For each element in the array, print id and the element itself in two separate lines, thus you can grab the id from odd numbered lines and print even numbered lines to files named with id.

jq -cr '.[] | .id, .' big.json | awk 'NR%2{f=$0".json";next} {print >f;close(f)}'
oguz ismail
  • 1
  • 16
  • 47
  • 69
  • 1
    The OP did not use the -r command-line option, and using it comes with a potential risk (having to do with strings with embedded newline characters) that should be mentioned. If it’s known that the JSON entities being printed are not JSON strings, then using -r is pointless, so on the whole it would be best to omit it unless it can be established that it is really necessary. – peak May 16 '19 at 12:54
  • @peak Yes you have a point, but if we drop -r we should remove double quotes within the awk script, which doesn't sound like a good idea to me:/ – oguz ismail May 16 '19 at 13:06
  • And if the array element has a key, it's guaranteed to be an object, and -r will not change it, right? – oguz ismail May 16 '19 at 13:08
  • Yes, but in the particular case described by the OP, the risk is that the .id might contain a newline. – peak May 16 '19 at 13:51
  • oh yes, that would be a bummer – oguz ismail May 16 '19 at 14:18
2

Using .id as part of a filename is fraught with risk.

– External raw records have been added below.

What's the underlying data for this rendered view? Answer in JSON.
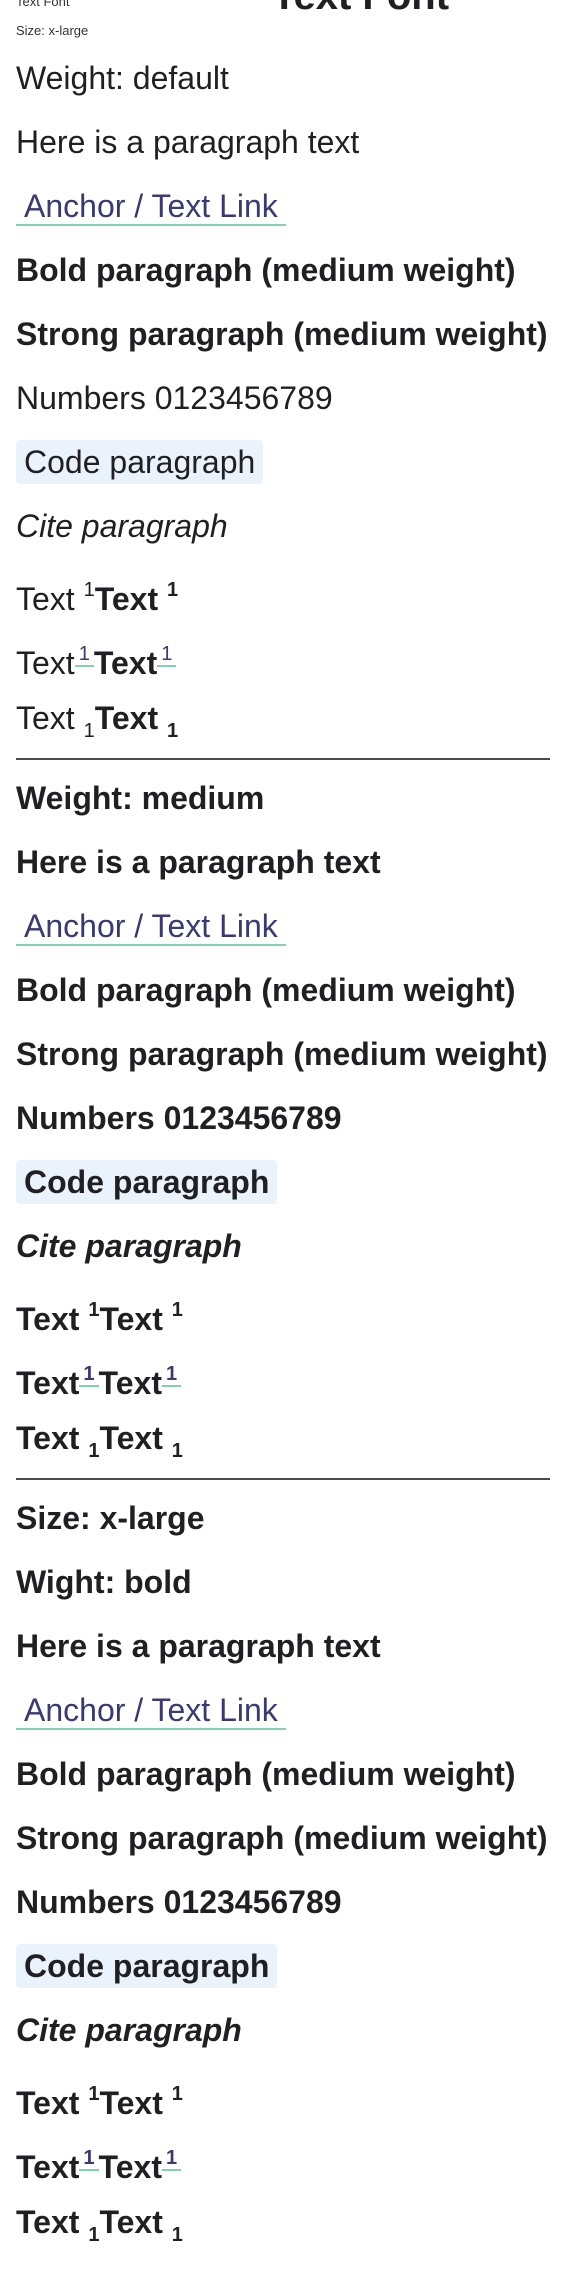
{
  "header": {
    "cut_small": "Text Font",
    "cut_big": "Text Font",
    "size_label": "Size: x-large"
  },
  "section_default": {
    "weight_label": "Weight: default",
    "paragraph": "Here is a paragraph text",
    "link": "Anchor / Text Link",
    "bold": "Bold paragraph (medium weight)",
    "strong": "Strong paragraph (medium weight)",
    "numbers": "Numbers 0123456789",
    "code": "Code paragraph",
    "cite": "Cite paragraph",
    "text": "Text",
    "mark": "1"
  },
  "section_medium": {
    "weight_label": "Weight: medium",
    "paragraph": "Here is a paragraph text",
    "link": "Anchor / Text Link",
    "bold": "Bold paragraph (medium weight)",
    "strong": "Strong paragraph (medium weight)",
    "numbers": "Numbers 0123456789",
    "code": "Code paragraph",
    "cite": "Cite paragraph",
    "text": "Text",
    "mark": "1"
  },
  "section_bold": {
    "size_label": "Size: x-large",
    "weight_label": "Wight: bold",
    "paragraph": "Here is a paragraph text",
    "link": "Anchor / Text Link",
    "bold": "Bold paragraph (medium weight)",
    "strong": "Strong paragraph (medium weight)",
    "numbers": "Numbers 0123456789",
    "code": "Code paragraph",
    "cite": "Cite paragraph",
    "text": "Text",
    "mark": "1"
  },
  "colors": {
    "link_text": "#3a3a72",
    "link_underline": "#7fd3b3",
    "code_background": "#eaf3fc",
    "divider": "#4a4a4a"
  }
}
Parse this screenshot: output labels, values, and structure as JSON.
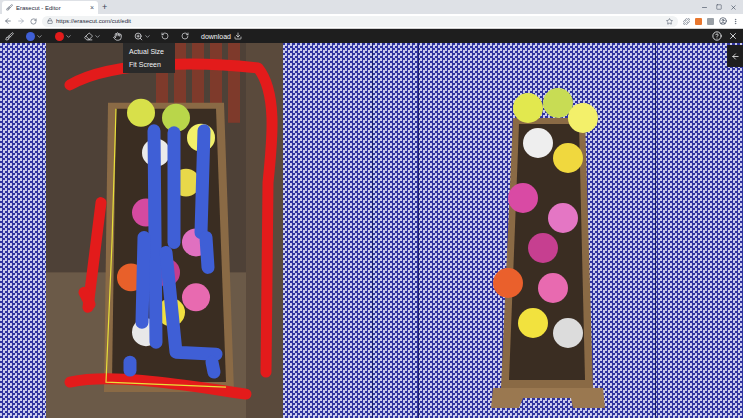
{
  "browser": {
    "tabs": [
      {
        "title": "Erasecut - Editor",
        "selected": true,
        "close": "×"
      }
    ],
    "new_tab": "+",
    "url": "https://erasecut.com/cut/edit"
  },
  "toolbar": {
    "keep_color": "#3f5fd6",
    "remove_color": "#e31b1b",
    "download": "download"
  },
  "zoom_menu": {
    "open": true,
    "items": [
      {
        "label": "Actual Size",
        "selected": false
      },
      {
        "label": "Fit Screen",
        "selected": false
      }
    ]
  }
}
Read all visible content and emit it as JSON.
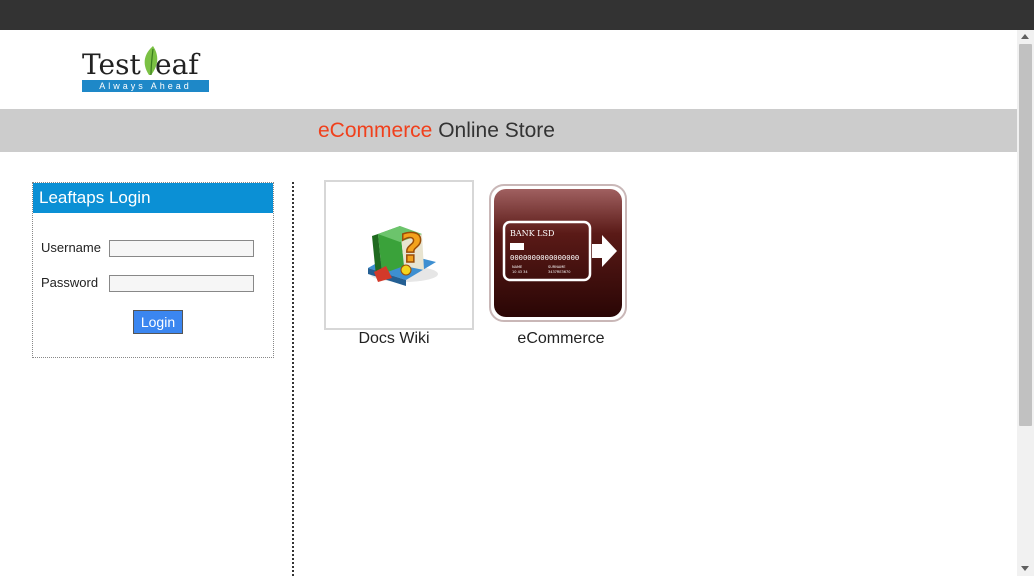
{
  "brand": {
    "logo_text": "TestLeaf",
    "logo_tagline": "Always Ahead"
  },
  "banner": {
    "accent_word": "eCommerce",
    "rest": " Online Store",
    "accent_color": "#f0401c"
  },
  "login": {
    "heading": "Leaftaps Login",
    "username_label": "Username",
    "password_label": "Password",
    "username_value": "",
    "password_value": "",
    "button_label": "Login"
  },
  "apps": [
    {
      "label": "Docs Wiki",
      "icon": "book-question-icon"
    },
    {
      "label": "eCommerce",
      "icon": "bank-card-icon",
      "card_bank": "BANK LSD",
      "card_number": "0000000000000000",
      "card_field_1": "NAME",
      "card_field_2": "SURNAME",
      "card_code_1": "10 43 34",
      "card_code_2": "3437RE3670"
    }
  ],
  "colors": {
    "topbar": "#333333",
    "banner_bg": "#cccccc",
    "login_header": "#0b90d5",
    "button": "#3b86f0",
    "ecommerce_tile": "#5a1a17"
  }
}
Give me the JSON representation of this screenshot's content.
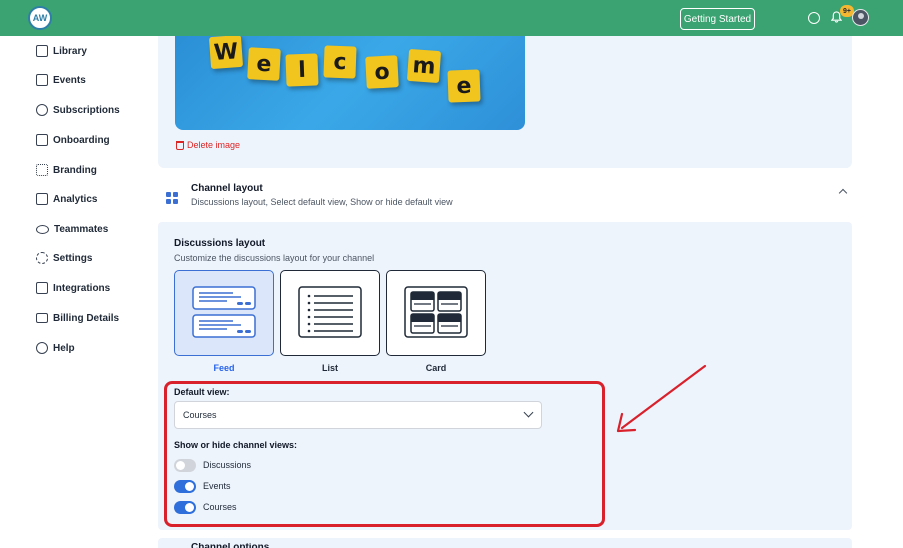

First, there is the potential problem of embedded newline characters.

Second, there is the problem of "reserved" characters, notably "/".

Third, Windows has numerous restrictions on file names -- see e.g. https://gist.github.com/doctaphred/d01d05291546186941e1b7ddc02034d3).

Also, if jq's -r option is used, as suggested in another posting on this page, then .id values of "1" and 1 will both be mapped to 1, which will result in loss of data if ">" is used in awk.

So here is a solution that illustrates how safety can be achieved in an OS X or *ix environment and that goes a long way towards a safe solution for Windows:

jq -c '.[]
       | (.id | if type == "number" then .
                else tostring | gsub("[^A-Za-z0-9-_]";"+") end), .' |
awk '
  function fn(s) { sub(/^\"/,"",s); sub(/\"$/,"",s); return s ".json"; }
  NR%2{f=fn($0); next} 
  {print >> f; close(f);}
' 

Notice especially the use of ">>" to avoid losing data in the case of file name collisions.

peak
  • 105,803
  • 17
  • 152
  • 177
1

Since the problem description indicates the input array is huge, it might be worth considering using jq's streaming parser. In general, this would be appropriate if the input JSON is too large to read into memory, or if reducing computer memory requirements is an important goal.

In brief, instead of invoking jq in the normal way, one adds the -n and --stream command-line options, and replaces the initial .[] by:

fromstream(1|truncate_stream(inputs))

Handling the splitting can then be done as described elsewhere on this page.

peak
  • 105,803
  • 17
  • 152
  • 177